February 20th, 2007 at 9:07 am
Point taken, I’ll fix the post to reflect that it happened in third read.
February 20th, 2007 at 3:23 pm
The bill in question was reconsidered today and passed 31-26.
February 20th, 2007 at 3:34 pm
Albert Tom only voted against the bill so that it could be reconsidered. Today he voted yes, as did Jennifer Burns, who didn’t vote yesterday.
February 20th, 2007 at 11:36 pm
Here’s my reasoning for changing my vote on the floor, since you obviously didn’t follow Rep. Farnsworth’s. The bill was onerous upon business to the point of the ridiculous since it not only will require business to report their employees’ information to DES (which they already do), but extends to any of their contractors’ employees who agree to a service contract of over $5,000 within a 12 month period. This obligation is truly onerous and not the responsibility of a business owner who may be left holding the bag.
My only regret in opposing the bill on the floor is not having dug deeper in committee where we may have been able to improve the bill and saved business owners from yet another unfunded mandate that may, ultimately, drive them from doing business in Arizona altogether. Fortunately, the bill had other parts to it that will improve deadbeat dad collections, so I am not losing too much sleep over its passage. Next time I will dig deeper sooner. Thanks for the chance to explain my vote!

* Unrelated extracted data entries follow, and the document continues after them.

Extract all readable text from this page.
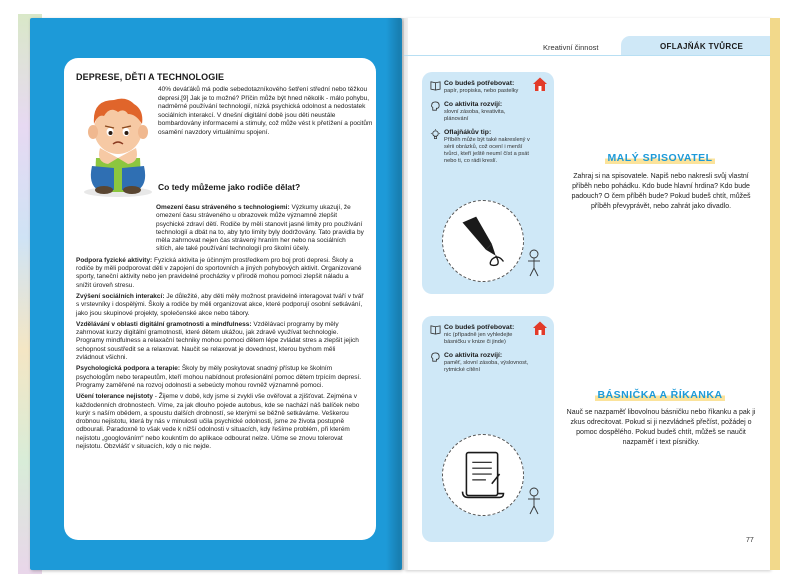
DEPRESE, DĚTI A TECHNOLOGIE
40% deváťáků má podle sebedotazníkového šetření střední nebo těžkou depresi.[9] Jak je to možné? Příčin může být hned několik - málo pohybu, nadměrné používání technologií, nízká psychická odolnost a nedostatek sociálních interakcí. V dnešní digitální době jsou děti neustále bombardovány informacemi a stimuly, což může vést k přetížení a pocitům osamění navzdory virtuálnímu spojení.
Co tedy můžeme jako rodiče dělat?
Omezení času stráveného s technologiemi: Výzkumy ukazují, že omezení času stráveného u obrazovek může významně zlepšit psychické zdraví dětí. Rodiče by měli stanovit jasné limity pro používání technologií a dbát na to, aby tyto limity byly dodržovány. Tato pravidla by měla zahrnovat nejen čas strávený hraním her nebo na sociálních sítích, ale také používání technologií pro školní účely.
Podpora fyzické aktivity: Fyzická aktivita je účinným prostředkem pro boj proti depresi. Školy a rodiče by měli podporovat děti v zapojení do sportovních a jiných pohybových aktivit. Organizované sporty, taneční aktivity nebo jen pravidelné procházky v přírodě mohou pomoci zlepšit náladu a snížit úroveň stresu.
Zvýšení sociálních interakcí: Je důležité, aby děti měly možnost pravidelně interagovat tváří v tvář s vrstevníky i dospělými. Školy a rodiče by měli organizovat akce, které podporují osobní setkávání, jako jsou skupinové projekty, společenské akce nebo tábory.
Vzdělávání v oblasti digitální gramotnosti a mindfulness: Vzdělávací programy by měly zahrnovat kurzy digitální gramotnosti, které dětem ukážou, jak zdravě využívat technologie. Programy mindfulness a relaxační techniky mohou pomoci dětem lépe zvládat stres a zlepšit jejich schopnost soustředit se a relaxovat. Naučit se relaxovat je dovednost, kterou bychom měli zvládnout všichni.
Psychologická podpora a terapie: Školy by měly poskytovat snadný přístup ke školním psychologům nebo terapeutům, kteří mohou nabídnout profesionální pomoc dětem trpícím depresí. Programy zaměřené na rozvoj odolnosti a sebeúcty mohou rovněž významně pomoci.
Učení tolerance nejistoty - Žijeme v době, kdy jsme si zvykli vše ověřovat a zjišťovat. Zejména v každodenních drobnostech. Víme, za jak dlouho pojede autobus, kde se nachází náš balíček nebo kurýr s naším obědem, a spoustu dalších drobností, se kterými se běžně setkáváme. Veškerou drobnou nejistotu, která by nás v minulosti učila psychické odolnosti, jsme ze života postupně odbourali. Paradoxně to však vede k nižší odolnosti v situacích, kdy řešíme problém, při kterém nejistotu „googlováním“ nebo koukntím do aplikace odbourat nelze. Učme se znovu tolerovat nejistotu. Obzvlášť v situacích, kdy o nic nejde.
Kreativní činnost	OFLAJŇÁK TVŮRCE
Co budeš potřebovat:
papír, propiska, nebo pastelky
Co aktivita rozvíjí:
slovní zásoba, kreativita, plánování
Oflajňákův tip:
Příběh může být také nakreslený v sérii obrázků, což ocení i menší tvůrci, kteří ještě neumí číst a psát nebo ti, co rádi kreslí.
Co budeš potřebovat:
nic (případně jen vyhledejte básničku v knize či jinde)
Co aktivita rozvíjí:
paměť, slovní zásoba, výslovnost, rytmické cítění
MALÝ SPISOVATEL
Zahraj si na spisovatele. Napiš nebo nakresli svůj vlastní příběh nebo pohádku. Kdo bude hlavní hrdina? Kdo bude padouch? O čem příběh bude? Pokud budeš chtít, můžeš příběh převyprávět, nebo zahrát jako divadlo.
BÁSNIČKA A ŘÍKANKA
Nauč se nazpaměť libovolnou básničku nebo říkanku a pak ji zkus odrecitovat. Pokud si ji nezvládneš přečíst, požádej o pomoc dospělého. Pokud budeš chtít, můžeš se naučit nazpaměť i text písničky.
77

February 21st, 2007 at 12:04 am
It still doesn’t make sense that this is why Albert Tom voted against it yesterday. If he had voted for it yesterday, it would have made 31, unless he had inside information that if he voted for it then someone else would have switched and voted against it.
Rep. Barto,
Thank you for taking the time to explain your vote. It seems to me, however, that what it would mean for businesses would be that they would have to take a little more care during the hiring or contracting process to avoid these folks. We already have similar situations with, for example, drug abusers and child molesters in which businesses simply go to the length of an additional background check to make sure they don’t hire any. They don’t go broke conducting the check on them, so they probably wouldn’t go broke verifying that the prospective employee is current on his or her child support payments.